Smart home products are essentially consumer products. True success can only be achieved when a company successfully attracts the greater majority of people who know little about technology and motivate them to buy. All View Cloud recently conducted an analysis of Tmall Genie and its partner ecosystem and discovered that consumers who had bought three or more smart home products consisted mainly of young mothers born after 1985. This key finding will no doubt influence the design of the functions, human-machine interface, and logic of future smart home products.
Many current smart home products use the IFTTT (If This Then That) setting and control methods (e.g., use previous settings to automatically switch on the hallway light when the user comes home, and switching on the air-conditioning based on the user's preferences). However, the system configuration process would still be too complicated for most users.
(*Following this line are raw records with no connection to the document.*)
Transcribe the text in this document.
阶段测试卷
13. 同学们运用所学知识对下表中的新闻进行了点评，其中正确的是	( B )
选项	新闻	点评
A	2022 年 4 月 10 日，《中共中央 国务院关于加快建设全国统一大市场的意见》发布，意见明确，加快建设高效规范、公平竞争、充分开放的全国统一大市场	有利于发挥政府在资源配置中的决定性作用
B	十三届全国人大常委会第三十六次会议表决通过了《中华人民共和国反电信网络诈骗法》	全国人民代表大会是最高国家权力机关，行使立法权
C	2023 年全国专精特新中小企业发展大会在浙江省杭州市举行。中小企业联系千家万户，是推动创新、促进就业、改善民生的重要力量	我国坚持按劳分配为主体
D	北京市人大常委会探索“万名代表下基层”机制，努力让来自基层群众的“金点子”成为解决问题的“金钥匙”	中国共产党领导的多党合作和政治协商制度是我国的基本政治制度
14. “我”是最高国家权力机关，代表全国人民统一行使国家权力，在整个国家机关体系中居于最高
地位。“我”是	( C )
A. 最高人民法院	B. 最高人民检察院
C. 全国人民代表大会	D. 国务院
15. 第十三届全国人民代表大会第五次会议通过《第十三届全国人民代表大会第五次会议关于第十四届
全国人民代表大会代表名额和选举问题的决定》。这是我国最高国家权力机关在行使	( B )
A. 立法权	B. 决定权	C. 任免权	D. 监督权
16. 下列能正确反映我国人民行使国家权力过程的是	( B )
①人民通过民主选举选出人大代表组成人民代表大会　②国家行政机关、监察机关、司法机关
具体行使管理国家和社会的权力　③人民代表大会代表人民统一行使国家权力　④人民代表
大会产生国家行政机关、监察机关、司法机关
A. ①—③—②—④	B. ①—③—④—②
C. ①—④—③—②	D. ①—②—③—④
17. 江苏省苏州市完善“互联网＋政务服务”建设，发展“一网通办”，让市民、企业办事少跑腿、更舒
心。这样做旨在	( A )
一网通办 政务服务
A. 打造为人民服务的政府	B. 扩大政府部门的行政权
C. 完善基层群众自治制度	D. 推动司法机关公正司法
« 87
Most people do not want control over the devices. On the contrary, they want something foolproof that they can use immediately without having to spend time learning it.
We now rely on the knowledge and ingenuity of the developers to attain this goal. We may also have to wait for the growth of another facilitator— artificial intelligence (AI). Smart home equipment can only truly identify people's moods, be ‘thoughtful’, observe the user's requirements from their subtle actions, and implement precision feedback through the use of machine learning and other AI technologies, along with the analysis of data on user behavior.
This is the only way for smart home to reach a mass market, become a seamless part of our lives, and effortlessly add value to our existences.
Three stages have been identified in the development of smart home technology:
- Distributed intelligence based on individual products
- Home automation with technology integration
- Data-driven service intelligence
These three important milestones must be reached in the development of smart home automation. Only then can our homes be truly smart. Meanwhile, we must work hard and be patient.